(CPJ/IFEX) – The following is a CPJ press release: From Russian repression to new risks in Iraq, CPJ recounts a deadly year in Attacks on the Press New York, March 14, 2005 – Press conditions are deteriorating badly throughout Russia and most of the other former Soviet republics, the Committee to Protect Journalists details in […]
(CPJ/IFEX) – The following is a CPJ press release:
From Russian repression to new risks in Iraq,
CPJ recounts a deadly year in Attacks on the Press
New York, March 14, 2005 – Press conditions are deteriorating badly throughout Russia and most of the other former Soviet republics, the Committee to Protect Journalists details in its newly released analysis of press conditions worldwide, Attacks on the Press in 2004. CPJ’s annual survey also documents the dramatic shift in risk in Iraq toward local journalists; the widespread use of vague “antistate” laws to imprison dozens of journalists from China to Cuba; the critical battle against criminal defamation laws in Latin America; and the first imprisonment of a U.S. journalist in three years.
Reported and written by CPJ staff, Attacks on the Press features a preface by NBC News journalist and CPJ board member Tom Brokaw. “Remember 1989?” Brokaw writes. “The collapse of the Soviet Union and the rise of democracy and democratic institutions in the old Communist bloc, including Mother Russia, inspired a new generation of journalists in places where a free press had been a state crime. . . . Now, 15 years later, the glow of the golden age has been tempered by new realities.”

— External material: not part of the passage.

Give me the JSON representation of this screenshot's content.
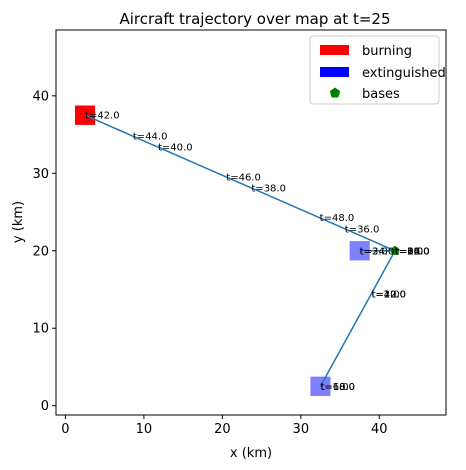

Nowhere are new, harsh realities more evident than in Russia, where a purge of independent voices on national television and an alarming suppression of news coverage during the Beslan hostage crisis marked a year in which President Vladimir Putin increasingly exerted Soviet-style control over the media. CPJ’s analysis of the 15 former Soviet republics showed that since the Soviet Union collapsed in 1991, strong press freedom traditions have been established in only three of the post-Soviet states – the tiny countries of Latvia, Lithuania, and Estonia. Developments in Ukraine offer hope, but elsewhere the press operates with less freedom than it did in the closing years of Soviet communism.
Drawing from hundreds of cases of media repression in 90 countries – including murders, assaults, imprisonment, censorship, and legal harassment – Attacks on the Press documents several other alarming trends:
– A total of 56 journalists were killed worldwide as a direct result of their work last year, making 2004 the deadliest year for journalists in a decade. The toll is the largest since 1994, when 66 journalists were killed, many in Algeria’s bloody civil war.
– Iraq was the most dangerous place for journalists in 2004, with 23 journalists killed in the line of duty. The toll made the war in Iraq one of the deadliest conflicts for journalists in recent history. And, in a striking development, most of the journalists killed in Iraq in 2004 were local Iraqi reporters.
– Even in a year of war, murder was the leading cause of work-related deaths among journalists. Thirty-six of the 56 journalists killed on duty in 2004 were targeted for murder, continuing a long-term trend documented by CPJ.
– Continuing another trend, the killers of journalists usually go unpunished. In all but nine cases in 2004, CPJ found, the murders were carried out with impunity. The worst of those countries was the Philippines, where the murders of 48 journalists have gone unsolved since 1986.
– A total of 122 journalists were in prison around the world for their work, a figure down slightly from the year before. Four countries with long records of media repression account for more than three-quarters of the total: China with 42 journalists behind bars, Cuba with 23, Eritrea with 17, and Burma with 11.
– In at least 74 cases, CPJ found, journalists were imprisoned on broad “antistate” charges, such as sedition, subversion, divulging state secrets, and working against the interests of the state.
– For the first time in three years, CPJ’s list of imprisoned journalists includes a U.S. reporter. Jim Taricani, of WJAR-TV in Providence, R.I., is serving six months of home confinement for refusing to divulge a source.
Despite these assaults on the press, CPJ found several important achievements. International advocacy efforts, including those waged by CPJ, helped win the early release of a number of imprisoned journalists, notably six independent writers and reporters in Cuba. Among them was Manuel Vásquez Portal, winner of CPJ’s 2003 International Press Freedom Award.
In Latin America, a landmark legal decision could significantly strengthen freedom of expression guarantees. The Inter-American Court of Human Rights overturned the criminal defamation conviction of a Costa Rican reporter in a ruling that should make it far more difficult for Latin American governments to prosecute the press on criminal charges.
With an introduction by CPJ Executive Director Ann Cooper, Attacks on the Press is widely recognized as the most authoritative source of information on international press conditions.
Attacks on the Press will be released officially in Washington, D.C., on March 14.